Artificial intelligence is a branch of computer science that aims to create intelligent machines. It has become an essential part of the technology industry.
Machines can often act and react like humans only if they have abundant information relating to the world. Artificial intelligence must have access to objects, categories, properties and relations between all of them to implement knowledge engineering. Initiating common sense, reasoning and problem-solving power in machines is a difficult and tedious task.
Machine learning is also a core part of AI. Learning without any kind of supervision requires an ability to identify patterns in streams of inputs, whereas learning with adequate supervision involves classification and numerical regressions. Classification determines the category an object belongs to and regression deals with obtaining a set of numerical input or output examples, thereby discovering functions enabling the generation of suitable outputs from respective inputs.
Robotics is also a major field related to AI. Robots require intelligence to handle tasks such as object manipulation and navigation, along with sub-problems of localization, motion planning and mapping.
Data science is an interdisciplinary field that uses scientific methods, processes, algorithms and systems to extract knowledge and insights from data in various forms, both structured and unstructured, similar to data mining.
Data science is a concept to unify statistics, data analysis, machine learning and their related methods in order to understand and analyze actual phenomena with data. It employs techniques and theories drawn from many fields within the context of mathematics, statistics, information science, and computer science.
If you want a job in Machine Learning, you will probably have to learn all these languages at some point. Python has a lot of libraries. C++ can help in speeding code up. R works great in statistics and plots, and Hadoop is Java-based, so you probably need it to implement mappers and reducers.
Problem analysis is the process of understanding real-world problems and user's needs and proposing solutions to meet those needs. The goal of problem analysis is to gain a clearer picture and a better understanding, before development begins, of the problem being solved.

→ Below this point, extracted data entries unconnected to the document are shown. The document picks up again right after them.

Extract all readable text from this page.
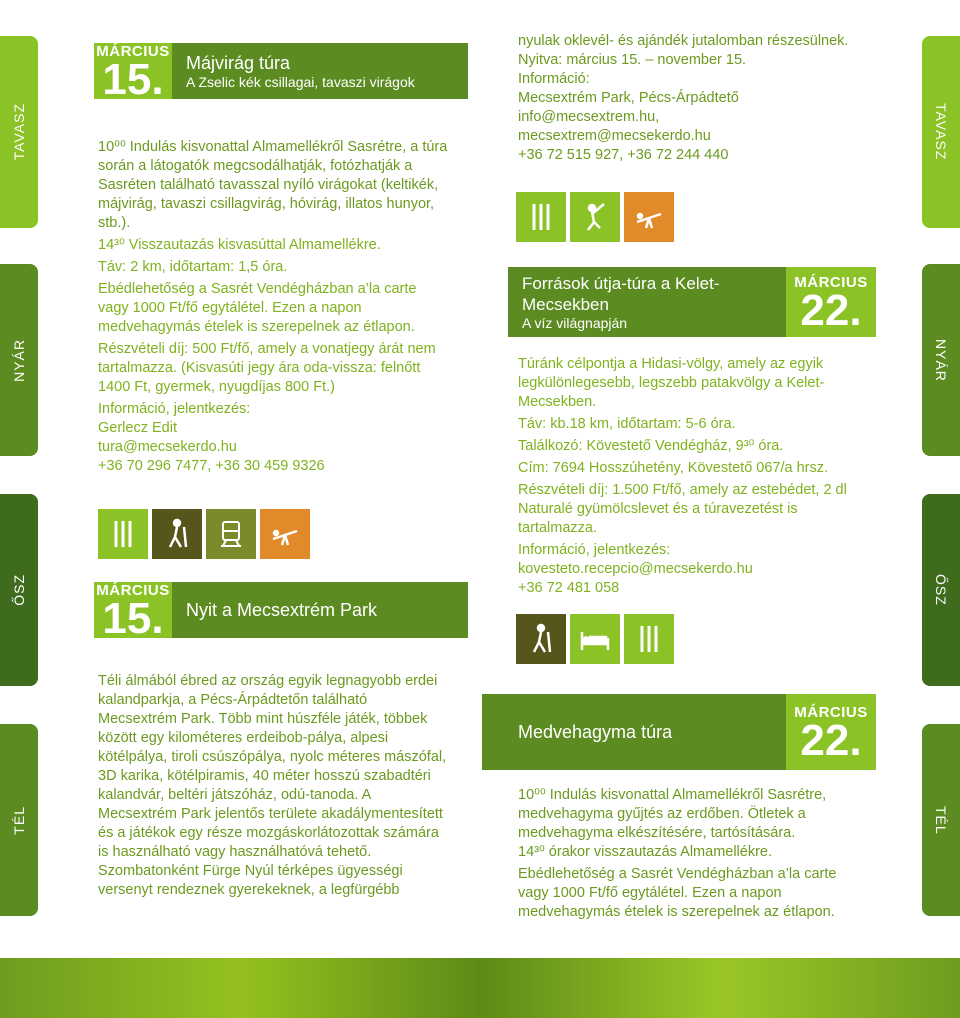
TAVASZ
NYÁR
ŐSZ
TÉL
TAVASZ
NYÁR
ŐSZ
TÉL
MÁRCIUS
15. Májvirág túra
A Zselic kék csillagai, tavaszi virágok

10⁰⁰ Indulás kisvonattal Almamellékről Sasrétre, a túra során a látogatók megcsodálhatják, fotózhatják a Sasréten található tavasszal nyíló virágokat (keltikék, májvirág, tavaszi csillagvirág, hóvirág, illatos hunyor, stb.).

14³⁰ Visszautazás kisvasúttal Almamellékre.

Táv: 2 km, időtartam: 1,5 óra.

Ebédlehetőség a Sasrét Vendégházban a’la carte vagy 1000 Ft/fő egytálétel. Ezen a napon medvehagymás ételek is szerepelnek az étlapon.

Részvételi díj: 500 Ft/fő, amely a vonatjegy árát nem tartalmazza. (Kisvasúti jegy ára oda-vissza: felnőtt 1400 Ft, gyermek, nyugdíjas 800 Ft.)

Információ, jelentkezés:

Gerlecz Edit

tura@mecsekerdo.hu

+36 70 296 7477, +36 30 459 9326

MÁRCIUS
15. Nyit a Mecsextrém Park

Téli álmából ébred az ország egyik legnagyobb erdei kalandparkja, a Pécs-Árpádtetőn található Mecsextrém Park. Több mint húszféle játék, többek között egy kilométeres erdeibob-pálya, alpesi kötélpálya, tiroli csúszópálya, nyolc méteres mászófal, 3D karika, kötélpiramis, 40 méter hosszú szabadtéri kalandvár, beltéri játszóház, odú-tanoda. A Mecsextrém Park jelentős területe akadálymentesített és a játékok egy része mozgáskorlátozottak számára is használható vagy használhatóvá tehető.

Szombatonként Fürge Nyúl térképes ügyességi versenyt rendeznek gyerekeknek, a legfürgébb

nyulak oklevél- és ajándék jutalomban részesülnek.

Nyitva: március 15. – november 15.

Információ:

Mecsextrém Park, Pécs-Árpádtető

info@mecsextrem.hu,

mecsextrem@mecsekerdo.hu

+36 72 515 927, +36 72 244 440

Források útja-túra a Kelet-Mecsekben
A víz világnapján
MÁRCIUS
22.

Túránk célpontja a Hidasi-völgy, amely az egyik legkülönlegesebb, legszebb patakvölgy a Kelet-Mecsekben.

Táv: kb.18 km, időtartam: 5-6 óra.

Találkozó: Kövestető Vendégház, 9³⁰ óra.

Cím: 7694 Hosszúhetény, Kövestető 067/a hrsz.

Részvételi díj: 1.500 Ft/fő, amely az estebédet, 2 dl Naturalé gyümölcslevet és a túravezetést is tartalmazza.

Információ, jelentkezés:

kovesteto.recepcio@mecsekerdo.hu

+36 72 481 058

Medvehagyma túra
MÁRCIUS
22.

10⁰⁰ Indulás kisvonattal Almamellékről Sasrétre, medvehagyma gyűjtés az erdőben. Ötletek a medvehagyma elkészítésére, tartósítására.

14³⁰ órakor visszautazás Almamellékre.

Ebédlehetőség a Sasrét Vendégházban a’la carte vagy 1000 Ft/fő egytálétel. Ezen a napon medvehagymás ételek is szerepelnek az étlapon.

Continuous learning means we’re keeping the “raw material pile” of our brain freshly stocked, which enables us to come up with more and better ideas — which every business needs today. New ideas and solutions are a primary way you can add value to your job, and therefore increase your success.
Statistical analysis often uses probability distributions, and the two topics are often studied together. However, probability theory contains much that is mostly of mathematical interest and not directly relevant to statistics. Moreover, many topics in statistics are independent of probability theory.
Having a firm understanding of algorithm theory and knowing how the algorithm works, you can also discriminate models such as SVMs. You will need to understand subjects such as gradient decent, convex optimization, lagrange, quadratic programming, partial differential equations and alike.
Conceptual thinking is the ability to understand a situation or problem by identifying patterns or connections, and addressing key underlying issues. It includes the integration of issues and factors into a conceptual framework. Conceptual thinking helps understand why something is being done.